Vou pedir a meu irmão para a receber em sua casa, como afilhada... Se
elle consentir, ficará contente?

--«Sim, minha senhora; seria uma felicidade para mim. Quanto lhe devo,
madrinha!

--«Não, não me deve nada. Vá á sua vida, e tenha paciencia alguns dias
mais.

--«Mas... eu queria pedir desculpa...

--«Não; não me ofendeu. Pode ir.

Tinha pressa de se encontrar só. Dizia bem: o seu coração não estava
ofendido; estava despedaçado, calcado aos pés, por aquella que
tinha sido o encanto da sua existencia antes de a conhecer e depois não
fôra senão motivo para desilusões e evocações pungentes.

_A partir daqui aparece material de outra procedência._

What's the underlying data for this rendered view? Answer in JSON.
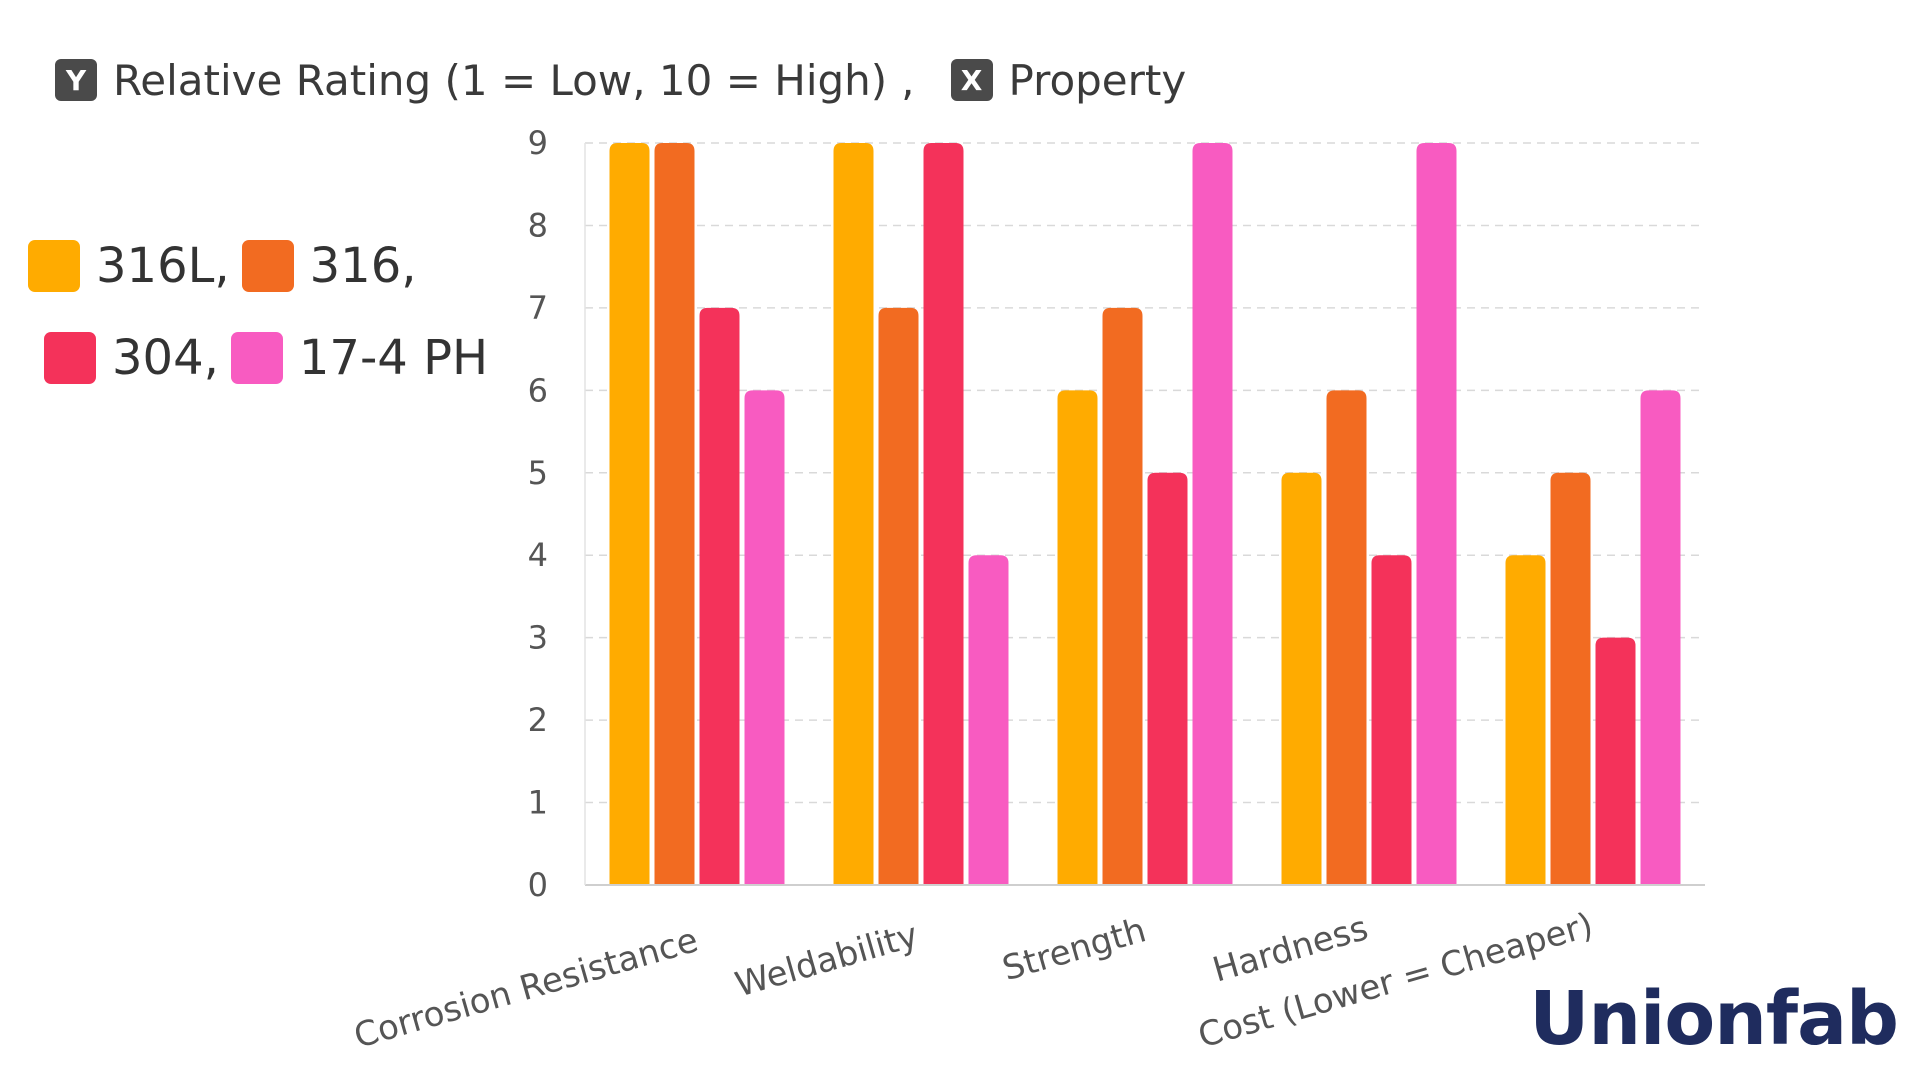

O desespero da sua alma contrastava com a serenidade da lua, em
crescente, que se erguia manso e manso num céo translucido, ainda
tingido de oirenta púrpura no poente, e era como um alfange de oiro
pronto a vibrar-lhe o último golpe.

Soluçava; já não podia mais.

Pela janela gradeada, os olhos nublados de lagrimas mal distinguiam as
linhas dessa paisagem, revista em cada dia durante anos, e que umas
vezes lhe parecia grandiosa no seu aspéto cenografico, outras banal e
triste, conforme as impressões do seu espirito, tranquilo ou perturbado.

Sentia um agro prazer em chorar, e em soluçar como uma criança, numa
desconsolação de abandôno e de desespero. O que fôra o seu passado?
Apenas uma existencia sacrificada ao convencionalismo ou ao egoismo
alheio. O presente era essa amargura de se sentir desamparada das suas
proprias ilusões--as últimas companheiras dos que mais sofrem.

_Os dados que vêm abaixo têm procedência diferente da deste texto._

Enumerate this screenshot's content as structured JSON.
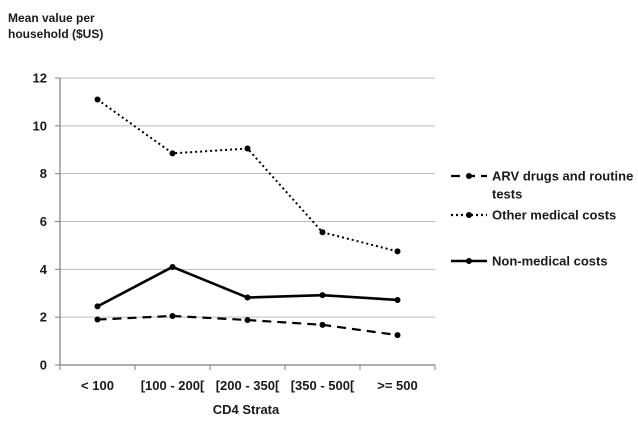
{
  "chart_data": {
    "type": "line",
    "title": "",
    "ylabel_lines": [
      "Mean value per",
      "household ($US)"
    ],
    "xlabel": "CD4 Strata",
    "categories": [
      "< 100",
      "[100 - 200[",
      "[200 - 350[",
      "[350 - 500[",
      ">= 500"
    ],
    "ylim": [
      0,
      12
    ],
    "yticks": [
      0,
      2,
      4,
      6,
      8,
      10,
      12
    ],
    "grid": true,
    "legend_position": "right",
    "colors": {
      "line": "#000000",
      "grid": "#bdbdbd",
      "axis": "#7f7f7f"
    },
    "series": [
      {
        "name_lines": [
          "ARV drugs and routine",
          "tests"
        ],
        "style": "dashed",
        "values": [
          1.9,
          2.05,
          1.88,
          1.68,
          1.25
        ]
      },
      {
        "name_lines": [
          "Other medical costs"
        ],
        "style": "dotted",
        "values": [
          11.1,
          8.85,
          9.05,
          5.55,
          4.75
        ]
      },
      {
        "name_lines": [
          "Non-medical costs"
        ],
        "style": "solid",
        "values": [
          2.45,
          4.1,
          2.82,
          2.92,
          2.72
        ]
      }
    ]
  }
}
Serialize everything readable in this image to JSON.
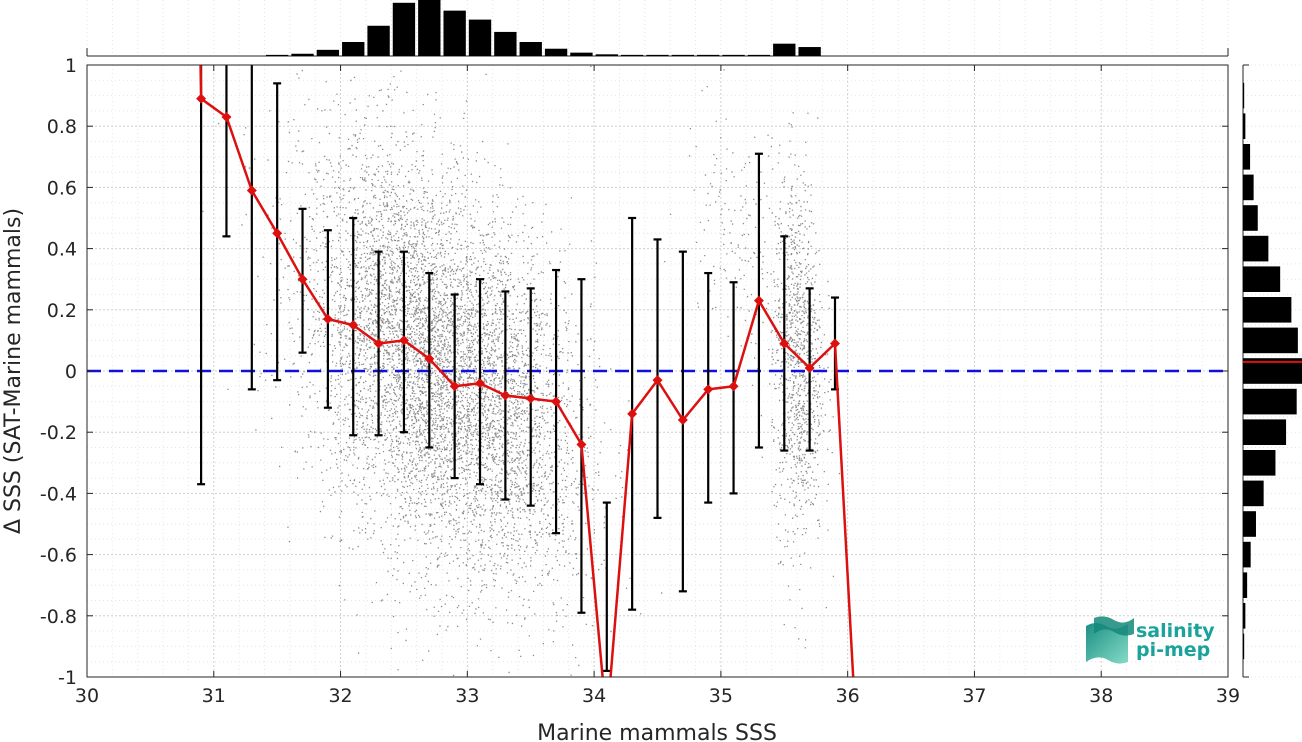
{
  "chart_data": {
    "type": "scatter",
    "xlabel": "Marine mammals SSS",
    "ylabel": "Δ SSS (SAT-Marine mammals)",
    "xlim": [
      30,
      39
    ],
    "ylim": [
      -1,
      1
    ],
    "xticks": [
      "30",
      "31",
      "32",
      "33",
      "34",
      "35",
      "36",
      "37",
      "38",
      "39"
    ],
    "yticks": [
      "-1",
      "-0.8",
      "-0.6",
      "-0.4",
      "-0.2",
      "0",
      "0.2",
      "0.4",
      "0.6",
      "0.8",
      "1"
    ],
    "grid": true,
    "reference_line": {
      "y": 0,
      "style": "dashed",
      "color": "#1010dd"
    },
    "binned_mean": {
      "color": "#dd1010",
      "x": [
        30.9,
        31.1,
        31.3,
        31.5,
        31.7,
        31.9,
        32.1,
        32.3,
        32.5,
        32.7,
        32.9,
        33.1,
        33.3,
        33.5,
        33.7,
        33.9,
        34.1,
        34.3,
        34.5,
        34.7,
        34.9,
        35.1,
        35.3,
        35.5,
        35.7,
        35.9
      ],
      "mean": [
        0.89,
        0.83,
        0.59,
        0.45,
        0.3,
        0.17,
        0.15,
        0.09,
        0.1,
        0.04,
        -0.05,
        -0.04,
        -0.08,
        -0.09,
        -0.1,
        -0.24,
        -1.15,
        -0.14,
        -0.03,
        -0.16,
        -0.06,
        -0.05,
        0.23,
        0.09,
        0.01,
        0.09
      ],
      "err_low": [
        -0.37,
        0.44,
        -0.06,
        -0.03,
        0.06,
        -0.12,
        -0.21,
        -0.21,
        -0.2,
        -0.25,
        -0.35,
        -0.37,
        -0.42,
        -0.44,
        -0.53,
        -0.79,
        -0.43,
        -0.78,
        -0.48,
        -0.72,
        -0.43,
        -0.4,
        -0.25,
        -0.26,
        -0.26,
        -0.06
      ],
      "err_high": [
        1.05,
        1.05,
        1.05,
        0.94,
        0.53,
        0.46,
        0.5,
        0.39,
        0.39,
        0.32,
        0.25,
        0.3,
        0.26,
        0.27,
        0.33,
        0.3,
        -0.98,
        0.5,
        0.43,
        0.39,
        0.32,
        0.29,
        0.71,
        0.44,
        0.27,
        0.24
      ],
      "line_exit_x": 36.07
    },
    "scatter_clusters": [
      {
        "x_center": 32.6,
        "x_sd": 0.45,
        "y_center": 0.05,
        "y_sd": 0.32,
        "count": 5200,
        "color": "#8c8c8c"
      },
      {
        "x_center": 33.3,
        "x_sd": 0.35,
        "y_center": -0.12,
        "y_sd": 0.3,
        "count": 1800,
        "color": "#8c8c8c"
      },
      {
        "x_center": 35.6,
        "x_sd": 0.1,
        "y_center": 0.05,
        "y_sd": 0.3,
        "count": 1100,
        "color": "#8c8c8c"
      },
      {
        "x_center": 35.1,
        "x_sd": 0.2,
        "y_center": 0.45,
        "y_sd": 0.2,
        "count": 150,
        "color": "#8c8c8c"
      }
    ],
    "top_histogram": {
      "color": "#000000",
      "bin_centers": [
        31.5,
        31.7,
        31.9,
        32.1,
        32.3,
        32.5,
        32.7,
        32.9,
        33.1,
        33.3,
        33.5,
        33.7,
        33.9,
        34.1,
        34.3,
        34.5,
        34.7,
        34.9,
        35.1,
        35.3,
        35.5,
        35.7
      ],
      "counts": [
        0.02,
        0.04,
        0.11,
        0.25,
        0.54,
        0.95,
        1.0,
        0.81,
        0.65,
        0.43,
        0.25,
        0.13,
        0.06,
        0.03,
        0.02,
        0.02,
        0.02,
        0.02,
        0.02,
        0.02,
        0.22,
        0.16
      ]
    },
    "right_histogram": {
      "color": "#000000",
      "median_color": "#dd1010",
      "median": 0.03,
      "bin_centers": [
        0.9,
        0.8,
        0.7,
        0.6,
        0.5,
        0.4,
        0.3,
        0.2,
        0.1,
        0.0,
        -0.1,
        -0.2,
        -0.3,
        -0.4,
        -0.5,
        -0.6,
        -0.7,
        -0.8,
        -0.9
      ],
      "counts": [
        0.02,
        0.04,
        0.12,
        0.18,
        0.25,
        0.43,
        0.63,
        0.82,
        0.93,
        1.0,
        0.91,
        0.73,
        0.55,
        0.35,
        0.22,
        0.13,
        0.07,
        0.04,
        0.02
      ]
    }
  },
  "logo": {
    "line1": "salinity",
    "line2": "pi-mep",
    "color": "#1aa39a"
  }
}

O futuro... Santo Deus! o que lhe traria o futuro se não lhe trouxesse o
hábito de viver para si mesma?!...

Madre Angelica, prevenida pela Ama-Rita que vigiava sempre a sua menina,
veiu têr com ella, arrastando-se vagarosamente ao longo do dormitorio,
como uma sombra que o luar fazia destacar.

--«Soror Manoela, o que tem, o que lhe fizeram para estar assim
agoniada?!...

--«Ai, Madre Angelica!... Estava ahi? Ainda bem, ainda bem que a tenho
junto de mim neste momento. Julguei-me olvidada de todos--até de Deus!...

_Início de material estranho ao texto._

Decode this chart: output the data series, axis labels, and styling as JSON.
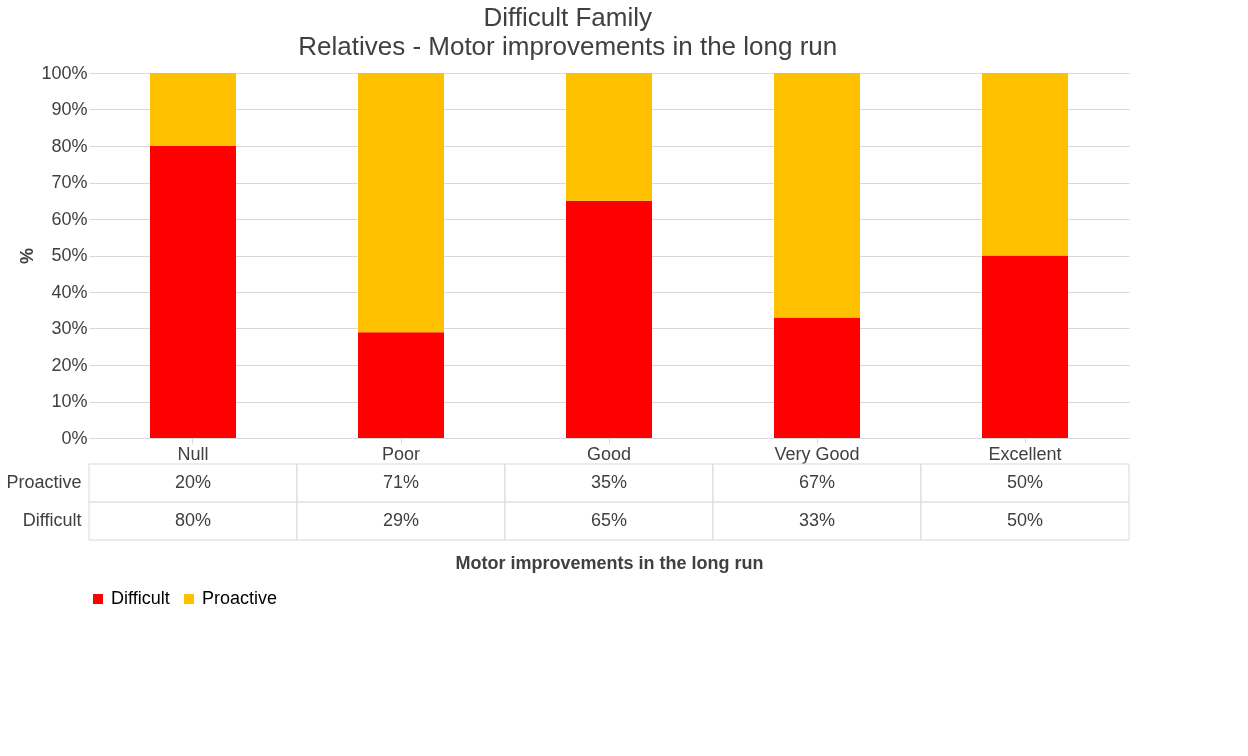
{
  "chart_data": {
    "type": "bar",
    "title": "Difficult Family",
    "subtitle": "Relatives - Motor improvements in the long run",
    "xlabel": "Motor improvements in the long run",
    "ylabel": "%",
    "categories": [
      "Null",
      "Poor",
      "Good",
      "Very Good",
      "Excellent"
    ],
    "series": [
      {
        "name": "Difficult",
        "color": "#ff0000",
        "values": [
          80,
          29,
          65,
          33,
          50
        ],
        "value_labels": [
          "80%",
          "29%",
          "65%",
          "33%",
          "50%"
        ]
      },
      {
        "name": "Proactive",
        "color": "#ffc000",
        "values": [
          20,
          71,
          35,
          67,
          50
        ],
        "value_labels": [
          "20%",
          "71%",
          "35%",
          "67%",
          "50%"
        ]
      }
    ],
    "stacked": true,
    "ylim": [
      0,
      100
    ],
    "yticks": [
      {
        "value": 0,
        "label": "0%"
      },
      {
        "value": 10,
        "label": "10%"
      },
      {
        "value": 20,
        "label": "20%"
      },
      {
        "value": 30,
        "label": "30%"
      },
      {
        "value": 40,
        "label": "40%"
      },
      {
        "value": 50,
        "label": "50%"
      },
      {
        "value": 60,
        "label": "60%"
      },
      {
        "value": 70,
        "label": "70%"
      },
      {
        "value": 80,
        "label": "80%"
      },
      {
        "value": 90,
        "label": "90%"
      },
      {
        "value": 100,
        "label": "100%"
      }
    ],
    "grid": "y",
    "legend": "bottom"
  }
}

--«Soror Manoela....--tornou a velha freira com severidade, adoçada pela
sua muita estima á reclusa--veja o que diz, minha filha. Deus é pai e um
pai não esquece nem aflige propositadamente os seus filhos. Elle ama os
mais amargurados--e serão esses os que mais perto estarão da sua eterna
gloria.

--«Ah, mas custa muito chegar até lá, pelo caminho da vida...

--«Tenha resignação, Soror Manoela; aprenda no exemplo dado pelo nosso
Salvador: olhe para a sua santa imagem, coberta de chagas e coroada de
espinhos! E tudo quanto sofreu, inocente e bom, foi para remir o mundo,
para salvar aquelles que o flagelavam.

--«Tem razão... terá razão--soluçou Manoela, humilhada. Mas logo, numa
revolta subitânea que toda a sua devoção não poude evitar--mas elle
era Deus, sofreu por sua vontade, e morreu logo!! O seu martirio não foi
uma longa vida arrastada na dôr e no suplício! Mas eu que vivo, eu que
tenho vivido anos e anos para sofrer em cada hora mais do que a morte...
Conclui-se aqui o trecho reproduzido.